CWI Scientific Meeting
Dear colleagues,
This is the second announcement of the CWI Scientific Meeting on Friday,
February 8. We'll have four presentations by postdocs. Titles and
abstracts are given below. As usual, sandwiches will be provided before
the talks.
We hope to see you at the meeting!
The organizers,
Willem Hundsdorfer and Ronald de Wolf
PROGRAM
Date: Friday, February 8
Time: 13.00 - 14.00
Room: Turing (Z011)
Speakers:
1. Jiyin He (IA): Interactive information retrieval for complex search tasks
2. Mark Hills (Swat): A Framework for PHP Program Analysis
3. Sunil Simon (N&O, SwAT): Social network games
4. Andras Szabo (LS): Cell-based modeling of cancerous tissues
ABSTRACTS
1. Jiyin He (IA): Interactive information retrieval for complex search tasks.
Abstract: Search systems have become an integrated part of our work and
home environments, even for complex tasks such as decision making and
learning. To accomplish such tasks with classic search systems, users
are forced to engage in a cycle of repeatedly querying a system to
collect pieces of information, and organizing collected information to
facilitate interpretation. Better support for complex tasks would make
explicit the subsequent stages users go through and reduce the effort
involved. In this talk I will briefly overview research in (interactive)
information retrieval that addresses some of the above problems,
describe some of our own work, and conclude with our envisaged research
goals.
2. Mark Hills (Swat): A Framework for PHP Program Analysis.
Abstract: PHP, invented by Rasmus Lerdorf in 1994, is an imperative,
object-oriented language focused on server-side application development.
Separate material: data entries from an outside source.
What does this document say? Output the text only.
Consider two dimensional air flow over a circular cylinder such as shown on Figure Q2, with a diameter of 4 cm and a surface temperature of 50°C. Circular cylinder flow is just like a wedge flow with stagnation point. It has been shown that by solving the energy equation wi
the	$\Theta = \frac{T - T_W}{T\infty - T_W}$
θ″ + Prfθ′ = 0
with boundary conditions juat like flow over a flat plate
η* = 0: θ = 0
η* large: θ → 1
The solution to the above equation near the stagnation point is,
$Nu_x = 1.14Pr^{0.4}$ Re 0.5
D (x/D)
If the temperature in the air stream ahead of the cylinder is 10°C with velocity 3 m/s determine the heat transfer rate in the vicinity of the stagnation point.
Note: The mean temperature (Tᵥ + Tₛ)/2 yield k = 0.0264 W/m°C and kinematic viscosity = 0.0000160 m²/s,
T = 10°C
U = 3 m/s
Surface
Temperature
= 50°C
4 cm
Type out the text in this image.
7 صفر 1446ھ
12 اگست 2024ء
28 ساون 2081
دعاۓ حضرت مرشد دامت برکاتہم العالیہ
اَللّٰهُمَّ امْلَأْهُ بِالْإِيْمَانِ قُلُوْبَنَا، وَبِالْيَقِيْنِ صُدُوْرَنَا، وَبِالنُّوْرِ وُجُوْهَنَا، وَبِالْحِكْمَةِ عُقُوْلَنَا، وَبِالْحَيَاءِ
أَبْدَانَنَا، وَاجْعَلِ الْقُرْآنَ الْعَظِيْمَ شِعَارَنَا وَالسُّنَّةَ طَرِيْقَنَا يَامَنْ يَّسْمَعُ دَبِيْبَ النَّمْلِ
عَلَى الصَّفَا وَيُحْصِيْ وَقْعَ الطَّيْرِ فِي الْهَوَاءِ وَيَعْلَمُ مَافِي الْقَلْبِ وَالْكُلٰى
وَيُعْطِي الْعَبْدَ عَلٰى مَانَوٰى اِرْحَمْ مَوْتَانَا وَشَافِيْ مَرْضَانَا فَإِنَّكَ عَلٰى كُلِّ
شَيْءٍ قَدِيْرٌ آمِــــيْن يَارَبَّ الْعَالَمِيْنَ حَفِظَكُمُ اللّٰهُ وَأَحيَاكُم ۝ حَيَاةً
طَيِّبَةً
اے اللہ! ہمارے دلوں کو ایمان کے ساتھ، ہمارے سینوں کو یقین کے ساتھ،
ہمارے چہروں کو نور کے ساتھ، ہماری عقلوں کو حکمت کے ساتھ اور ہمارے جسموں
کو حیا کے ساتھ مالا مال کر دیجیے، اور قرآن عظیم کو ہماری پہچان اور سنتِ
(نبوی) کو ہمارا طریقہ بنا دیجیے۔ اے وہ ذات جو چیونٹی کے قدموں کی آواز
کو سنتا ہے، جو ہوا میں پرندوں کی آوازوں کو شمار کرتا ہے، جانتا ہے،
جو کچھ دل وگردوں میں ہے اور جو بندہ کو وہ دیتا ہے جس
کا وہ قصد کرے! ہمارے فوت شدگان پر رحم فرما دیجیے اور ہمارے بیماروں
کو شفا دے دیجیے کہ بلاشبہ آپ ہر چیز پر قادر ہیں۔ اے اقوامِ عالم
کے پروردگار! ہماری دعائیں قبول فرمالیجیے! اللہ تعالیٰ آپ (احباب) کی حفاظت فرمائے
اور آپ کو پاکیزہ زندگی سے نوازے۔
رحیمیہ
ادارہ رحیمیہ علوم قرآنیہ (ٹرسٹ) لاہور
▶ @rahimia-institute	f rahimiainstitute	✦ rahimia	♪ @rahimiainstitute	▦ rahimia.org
It is one of the most popular programming languages, ranking 6th on the
current TIOBE programming community index, used by almost 79% of all
websites where the server-side language can be determined, and ranking
as the 6th most popular language on GitHub. It is also highly dynamic,
with a number of language features that are challenging for program
analysis tools. However, it is exactly these tools that are needed to
provide the support that developers have come to expect, such as tools
for automated refactoring or for program comprehension. In this talk I
will provide an overview of our current work on building a framework, in
Rascal, for the analysis of PHP programs. I will also discuss our recent
work on empirically examining a large corpus of PHP systems, where we
were able to determine which features of the language are used in
practice and where we identified patterns of dynamic feature usage that
can be exploited in building static analysis tools.
3. Sunil Simon (N&O, SwAT): Social network games.
Abstract: Modern game theory, whose foundations lie in the intersection
of mathematics and economics has become an important tool in computer
science. In this work, we use game theory to better understand the
spread of products in a social network. We consider the threshold model
of social networks in which the nodes influenced by their neighbours can
adopt one out of several alternatives, and associate with each social
network a strategic game between the agents. These games need not
always have a Nash equilibrium and there is no efficient procedure to
determine if a network has a Nash equilibrium. However, there are
natural subclasses of networks for which an equilibrium profile can be
efficiently computed. We also explain how these results can be used to
analyse consequences of the addition of new products to a social network.
This is joint work with Krzysztof Apt.
4. Andras Szabo (LS): Cell-based modeling of cancerous tissues.
Abstract: Cancer is a disease of multicellular regulation: cancer cells
replicate uncontrollably within the tissue, despite the inhibitory
signals from the organism. Traditionally, cancer research focuses on
understanding the disease on the level of individual cells, mapping
changes in the genome. The increased mutation rates, however, introduce
heterogeneity within tumours, and initiate an evolutionary race driven
by competition for limited space and nutrients. In this micro-ecosystem,
survival depends on both the cell's properties (phenotype) and the
cell's environment. We use a mechanistic modeling approach to better
understand the behaviour of this system. In the talk I will introduce
our cell-based tissue model, and show an example of how biophysical cell
properties might influence the population dynamics.